Bug 75121
Description
Doug Smythies
2014-04-29 23:47:53 UTC
Created attachment 134311 [details]
The phoronix ffmpeg test is an easy way to show the issue
Various kernels, showing the increase in test execution time as of and since the commit referenced herein.
For reference some apci-cpufreq modes are included as is an intel_pstate performance mode run.
Created attachment 134321 [details]
CPU 7 frequency vs load. Turbo on. various kernels
This graph is more generic, and shows the CPU not ramping up in CPU frequency as the load becomes significant.
Created attachment 134331 [details]
CPU 7 frequency vs load / idle freqency.
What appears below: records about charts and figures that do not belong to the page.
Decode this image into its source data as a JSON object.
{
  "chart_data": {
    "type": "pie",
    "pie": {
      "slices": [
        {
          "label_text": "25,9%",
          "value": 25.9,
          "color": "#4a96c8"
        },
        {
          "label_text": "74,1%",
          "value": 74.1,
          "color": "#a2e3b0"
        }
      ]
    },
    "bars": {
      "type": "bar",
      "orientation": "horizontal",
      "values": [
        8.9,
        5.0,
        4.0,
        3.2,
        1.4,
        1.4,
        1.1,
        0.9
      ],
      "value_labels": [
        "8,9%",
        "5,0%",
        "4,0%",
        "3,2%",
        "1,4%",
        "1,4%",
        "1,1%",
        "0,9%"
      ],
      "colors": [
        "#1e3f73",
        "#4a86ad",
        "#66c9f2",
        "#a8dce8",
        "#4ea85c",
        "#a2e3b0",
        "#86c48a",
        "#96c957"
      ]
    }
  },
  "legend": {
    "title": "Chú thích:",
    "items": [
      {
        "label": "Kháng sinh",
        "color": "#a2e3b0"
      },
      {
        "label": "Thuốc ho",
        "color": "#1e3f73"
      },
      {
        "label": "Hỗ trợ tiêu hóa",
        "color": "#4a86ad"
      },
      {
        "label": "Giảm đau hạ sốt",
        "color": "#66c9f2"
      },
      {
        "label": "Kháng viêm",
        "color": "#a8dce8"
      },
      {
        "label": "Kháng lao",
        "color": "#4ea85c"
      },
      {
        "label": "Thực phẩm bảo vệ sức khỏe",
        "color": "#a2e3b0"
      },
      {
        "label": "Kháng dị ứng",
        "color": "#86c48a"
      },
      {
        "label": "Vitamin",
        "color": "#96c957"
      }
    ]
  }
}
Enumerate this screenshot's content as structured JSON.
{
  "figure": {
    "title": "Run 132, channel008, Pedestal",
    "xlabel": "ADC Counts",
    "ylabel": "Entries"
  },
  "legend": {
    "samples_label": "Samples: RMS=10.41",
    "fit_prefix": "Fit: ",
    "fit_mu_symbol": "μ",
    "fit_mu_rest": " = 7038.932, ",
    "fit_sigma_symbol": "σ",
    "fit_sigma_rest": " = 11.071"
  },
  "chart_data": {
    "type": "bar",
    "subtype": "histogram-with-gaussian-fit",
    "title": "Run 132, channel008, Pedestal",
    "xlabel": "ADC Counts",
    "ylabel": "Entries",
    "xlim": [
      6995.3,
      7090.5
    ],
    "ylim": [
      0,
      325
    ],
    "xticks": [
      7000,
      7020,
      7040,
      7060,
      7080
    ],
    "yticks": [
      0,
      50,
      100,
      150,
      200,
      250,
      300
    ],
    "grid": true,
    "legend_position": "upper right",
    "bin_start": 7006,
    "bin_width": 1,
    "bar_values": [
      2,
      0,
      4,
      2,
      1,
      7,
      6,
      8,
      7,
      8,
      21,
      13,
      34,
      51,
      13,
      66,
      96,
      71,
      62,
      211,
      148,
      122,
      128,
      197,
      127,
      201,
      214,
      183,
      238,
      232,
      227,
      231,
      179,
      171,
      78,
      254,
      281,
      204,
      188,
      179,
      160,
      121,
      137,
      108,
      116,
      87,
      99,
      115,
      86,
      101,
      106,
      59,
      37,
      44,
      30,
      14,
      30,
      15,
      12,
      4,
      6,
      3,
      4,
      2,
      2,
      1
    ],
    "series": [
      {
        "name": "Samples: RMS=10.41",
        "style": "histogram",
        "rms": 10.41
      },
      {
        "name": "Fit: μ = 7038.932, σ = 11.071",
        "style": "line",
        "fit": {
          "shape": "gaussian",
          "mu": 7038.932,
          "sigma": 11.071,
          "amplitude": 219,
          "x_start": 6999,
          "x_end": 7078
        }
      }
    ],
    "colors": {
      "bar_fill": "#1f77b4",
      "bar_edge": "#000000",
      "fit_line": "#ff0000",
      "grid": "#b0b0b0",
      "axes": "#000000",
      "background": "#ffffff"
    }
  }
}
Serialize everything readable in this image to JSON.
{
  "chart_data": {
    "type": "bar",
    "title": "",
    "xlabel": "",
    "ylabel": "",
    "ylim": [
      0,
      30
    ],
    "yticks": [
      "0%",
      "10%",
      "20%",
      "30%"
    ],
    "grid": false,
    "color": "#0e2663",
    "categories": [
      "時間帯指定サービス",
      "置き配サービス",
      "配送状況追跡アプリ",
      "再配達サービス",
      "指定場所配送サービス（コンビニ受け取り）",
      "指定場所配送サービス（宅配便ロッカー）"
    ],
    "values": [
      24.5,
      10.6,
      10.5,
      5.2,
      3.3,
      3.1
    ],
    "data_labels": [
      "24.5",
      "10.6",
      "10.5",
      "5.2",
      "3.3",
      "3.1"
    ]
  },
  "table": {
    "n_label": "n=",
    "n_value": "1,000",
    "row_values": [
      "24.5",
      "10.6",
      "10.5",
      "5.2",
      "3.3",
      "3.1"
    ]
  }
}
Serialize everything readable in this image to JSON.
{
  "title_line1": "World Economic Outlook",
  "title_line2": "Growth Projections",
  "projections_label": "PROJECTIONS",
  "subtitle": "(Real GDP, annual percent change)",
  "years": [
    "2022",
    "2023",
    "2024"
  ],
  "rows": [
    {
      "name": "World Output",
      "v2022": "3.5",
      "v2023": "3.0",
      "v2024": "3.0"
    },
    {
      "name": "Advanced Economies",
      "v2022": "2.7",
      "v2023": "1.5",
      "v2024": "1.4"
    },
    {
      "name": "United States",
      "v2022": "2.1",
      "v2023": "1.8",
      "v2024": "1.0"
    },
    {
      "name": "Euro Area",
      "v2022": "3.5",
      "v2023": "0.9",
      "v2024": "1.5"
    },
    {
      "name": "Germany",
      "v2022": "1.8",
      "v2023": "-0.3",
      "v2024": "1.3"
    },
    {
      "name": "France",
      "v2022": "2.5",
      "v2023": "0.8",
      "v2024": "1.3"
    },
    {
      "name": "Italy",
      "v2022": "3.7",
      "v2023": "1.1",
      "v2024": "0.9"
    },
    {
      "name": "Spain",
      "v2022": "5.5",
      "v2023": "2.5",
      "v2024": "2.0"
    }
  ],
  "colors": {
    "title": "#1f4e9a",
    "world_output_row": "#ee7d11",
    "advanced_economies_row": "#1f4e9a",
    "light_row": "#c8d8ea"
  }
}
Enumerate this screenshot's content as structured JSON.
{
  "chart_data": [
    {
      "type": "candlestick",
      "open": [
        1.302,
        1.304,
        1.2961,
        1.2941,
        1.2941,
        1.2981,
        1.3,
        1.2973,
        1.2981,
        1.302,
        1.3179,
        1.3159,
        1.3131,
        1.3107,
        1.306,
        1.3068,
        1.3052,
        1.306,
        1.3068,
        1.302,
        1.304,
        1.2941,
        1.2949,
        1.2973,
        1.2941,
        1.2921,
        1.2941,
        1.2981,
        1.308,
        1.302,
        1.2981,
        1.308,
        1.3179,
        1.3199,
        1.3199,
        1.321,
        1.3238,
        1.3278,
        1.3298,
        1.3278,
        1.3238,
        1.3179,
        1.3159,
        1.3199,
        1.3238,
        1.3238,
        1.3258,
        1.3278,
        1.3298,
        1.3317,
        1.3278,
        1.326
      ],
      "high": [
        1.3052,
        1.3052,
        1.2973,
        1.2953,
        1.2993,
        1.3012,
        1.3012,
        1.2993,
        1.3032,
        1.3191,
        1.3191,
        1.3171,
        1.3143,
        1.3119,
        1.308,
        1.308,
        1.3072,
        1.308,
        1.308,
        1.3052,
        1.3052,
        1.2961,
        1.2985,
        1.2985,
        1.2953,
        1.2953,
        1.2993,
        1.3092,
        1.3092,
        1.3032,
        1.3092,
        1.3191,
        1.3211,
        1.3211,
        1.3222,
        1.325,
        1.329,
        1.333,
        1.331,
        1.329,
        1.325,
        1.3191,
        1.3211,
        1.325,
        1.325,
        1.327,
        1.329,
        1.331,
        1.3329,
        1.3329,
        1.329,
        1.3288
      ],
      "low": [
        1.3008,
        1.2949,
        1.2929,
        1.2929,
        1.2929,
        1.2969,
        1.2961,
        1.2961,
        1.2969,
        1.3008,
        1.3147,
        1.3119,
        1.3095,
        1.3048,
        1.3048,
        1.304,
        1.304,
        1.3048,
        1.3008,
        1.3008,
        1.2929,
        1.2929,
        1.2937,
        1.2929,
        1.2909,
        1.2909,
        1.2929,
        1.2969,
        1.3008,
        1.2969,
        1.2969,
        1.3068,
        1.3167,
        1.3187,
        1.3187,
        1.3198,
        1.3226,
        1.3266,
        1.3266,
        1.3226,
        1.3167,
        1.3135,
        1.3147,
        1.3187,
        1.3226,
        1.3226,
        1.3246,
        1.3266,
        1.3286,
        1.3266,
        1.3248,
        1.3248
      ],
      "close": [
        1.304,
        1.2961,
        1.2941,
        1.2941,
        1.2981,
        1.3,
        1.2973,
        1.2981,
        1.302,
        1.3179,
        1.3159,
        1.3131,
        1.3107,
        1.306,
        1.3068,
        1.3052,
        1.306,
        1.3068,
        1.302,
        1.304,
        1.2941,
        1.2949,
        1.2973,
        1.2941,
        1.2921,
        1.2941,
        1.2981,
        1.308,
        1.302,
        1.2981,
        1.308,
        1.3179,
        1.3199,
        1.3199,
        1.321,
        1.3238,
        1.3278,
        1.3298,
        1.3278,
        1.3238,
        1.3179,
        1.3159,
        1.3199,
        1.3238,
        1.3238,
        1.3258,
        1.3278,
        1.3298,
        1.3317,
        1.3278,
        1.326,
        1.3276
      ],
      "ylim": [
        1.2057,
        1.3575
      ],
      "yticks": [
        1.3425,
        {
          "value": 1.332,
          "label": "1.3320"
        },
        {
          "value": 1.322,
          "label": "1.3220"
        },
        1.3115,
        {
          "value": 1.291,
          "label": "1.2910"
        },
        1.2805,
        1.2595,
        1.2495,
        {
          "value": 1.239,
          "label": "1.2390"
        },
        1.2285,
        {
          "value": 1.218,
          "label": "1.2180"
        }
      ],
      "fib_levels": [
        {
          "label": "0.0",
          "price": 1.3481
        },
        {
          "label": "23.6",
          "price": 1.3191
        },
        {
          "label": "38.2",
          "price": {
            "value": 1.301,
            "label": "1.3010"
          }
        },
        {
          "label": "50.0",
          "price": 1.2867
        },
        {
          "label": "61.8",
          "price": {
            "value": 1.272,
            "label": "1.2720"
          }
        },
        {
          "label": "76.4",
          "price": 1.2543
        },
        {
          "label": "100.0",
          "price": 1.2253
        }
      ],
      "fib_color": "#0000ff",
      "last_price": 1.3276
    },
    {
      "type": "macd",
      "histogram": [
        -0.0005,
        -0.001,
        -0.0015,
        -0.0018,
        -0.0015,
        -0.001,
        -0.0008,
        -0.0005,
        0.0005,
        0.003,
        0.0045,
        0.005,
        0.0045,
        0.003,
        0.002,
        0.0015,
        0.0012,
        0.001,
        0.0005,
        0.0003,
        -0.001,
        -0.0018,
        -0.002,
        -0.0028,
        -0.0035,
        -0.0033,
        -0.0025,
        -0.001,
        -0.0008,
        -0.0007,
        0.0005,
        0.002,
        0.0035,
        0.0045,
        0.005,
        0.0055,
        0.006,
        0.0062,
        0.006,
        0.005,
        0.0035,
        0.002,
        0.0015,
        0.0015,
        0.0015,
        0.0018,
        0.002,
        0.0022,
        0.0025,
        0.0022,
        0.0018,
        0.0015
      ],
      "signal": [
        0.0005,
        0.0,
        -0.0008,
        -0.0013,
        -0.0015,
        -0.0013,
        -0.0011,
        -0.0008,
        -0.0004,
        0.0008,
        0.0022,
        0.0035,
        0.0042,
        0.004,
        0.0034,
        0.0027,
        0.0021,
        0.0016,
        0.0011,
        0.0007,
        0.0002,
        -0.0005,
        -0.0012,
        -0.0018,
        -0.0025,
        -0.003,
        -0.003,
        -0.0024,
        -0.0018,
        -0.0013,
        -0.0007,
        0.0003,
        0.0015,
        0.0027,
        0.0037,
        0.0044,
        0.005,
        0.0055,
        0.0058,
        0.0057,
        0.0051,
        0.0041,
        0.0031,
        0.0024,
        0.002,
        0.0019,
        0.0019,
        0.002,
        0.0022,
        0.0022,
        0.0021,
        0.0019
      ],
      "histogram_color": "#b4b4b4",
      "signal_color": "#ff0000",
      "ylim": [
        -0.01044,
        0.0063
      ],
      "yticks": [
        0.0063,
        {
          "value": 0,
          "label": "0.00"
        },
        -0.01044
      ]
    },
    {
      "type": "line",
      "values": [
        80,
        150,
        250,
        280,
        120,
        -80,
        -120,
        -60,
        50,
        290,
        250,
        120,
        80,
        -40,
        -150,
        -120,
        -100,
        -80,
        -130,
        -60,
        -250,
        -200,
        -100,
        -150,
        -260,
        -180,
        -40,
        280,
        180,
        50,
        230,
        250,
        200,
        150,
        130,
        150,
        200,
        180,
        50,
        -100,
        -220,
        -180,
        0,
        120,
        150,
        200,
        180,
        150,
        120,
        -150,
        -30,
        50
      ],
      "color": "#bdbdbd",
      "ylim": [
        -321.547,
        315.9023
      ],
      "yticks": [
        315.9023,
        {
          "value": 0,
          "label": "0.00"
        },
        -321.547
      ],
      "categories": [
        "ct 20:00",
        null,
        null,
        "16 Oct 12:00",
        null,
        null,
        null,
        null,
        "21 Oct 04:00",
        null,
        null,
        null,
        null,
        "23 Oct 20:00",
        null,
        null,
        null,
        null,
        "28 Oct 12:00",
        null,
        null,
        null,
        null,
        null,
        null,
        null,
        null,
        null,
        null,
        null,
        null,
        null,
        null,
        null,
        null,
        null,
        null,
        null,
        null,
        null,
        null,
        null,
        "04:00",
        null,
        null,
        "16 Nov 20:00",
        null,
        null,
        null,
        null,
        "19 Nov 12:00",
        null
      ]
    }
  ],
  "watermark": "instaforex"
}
Turbo on. various kernels
This graph is also more generic and shows the frequency response (meaning the load /idle frequency response) under constant load.
Created attachment 134341 [details]
The phoronix ffmpeg test graph again with one more data point
I forgot to add the results from my "doug" test kernel to the phoronix graph before I posted it, so adding it now.
Hi Doug, I am trying to get phoronix installed to reproduce this (without success so far) Could you run: perf record -a -c 1 -e power:pstate_sample phoronix-test-suite ffmpeg And attach the output of: perf script Created attachment 134771 [details]
output from perf script as requested
I had troubles with phoronix stuff also when I tried to run it under "perf record". It seemed to think it needed to re-install and then I couldn't find where the test profile was, so that I could change it to 1 run instead of the default 3 (I typically run it 10 times, and always abort the first run because it has an inconsistent run time due to the extra time needed to load the file, which thereafter is cached).
In the end I ran this:
sudo /home/doug/bin/perf record -a -c 1 -e power:pstate_sample phoronix-test-suite benchmark pts/ffmpeg
The output from "pref script" has been truncated to just one of the 3 tests.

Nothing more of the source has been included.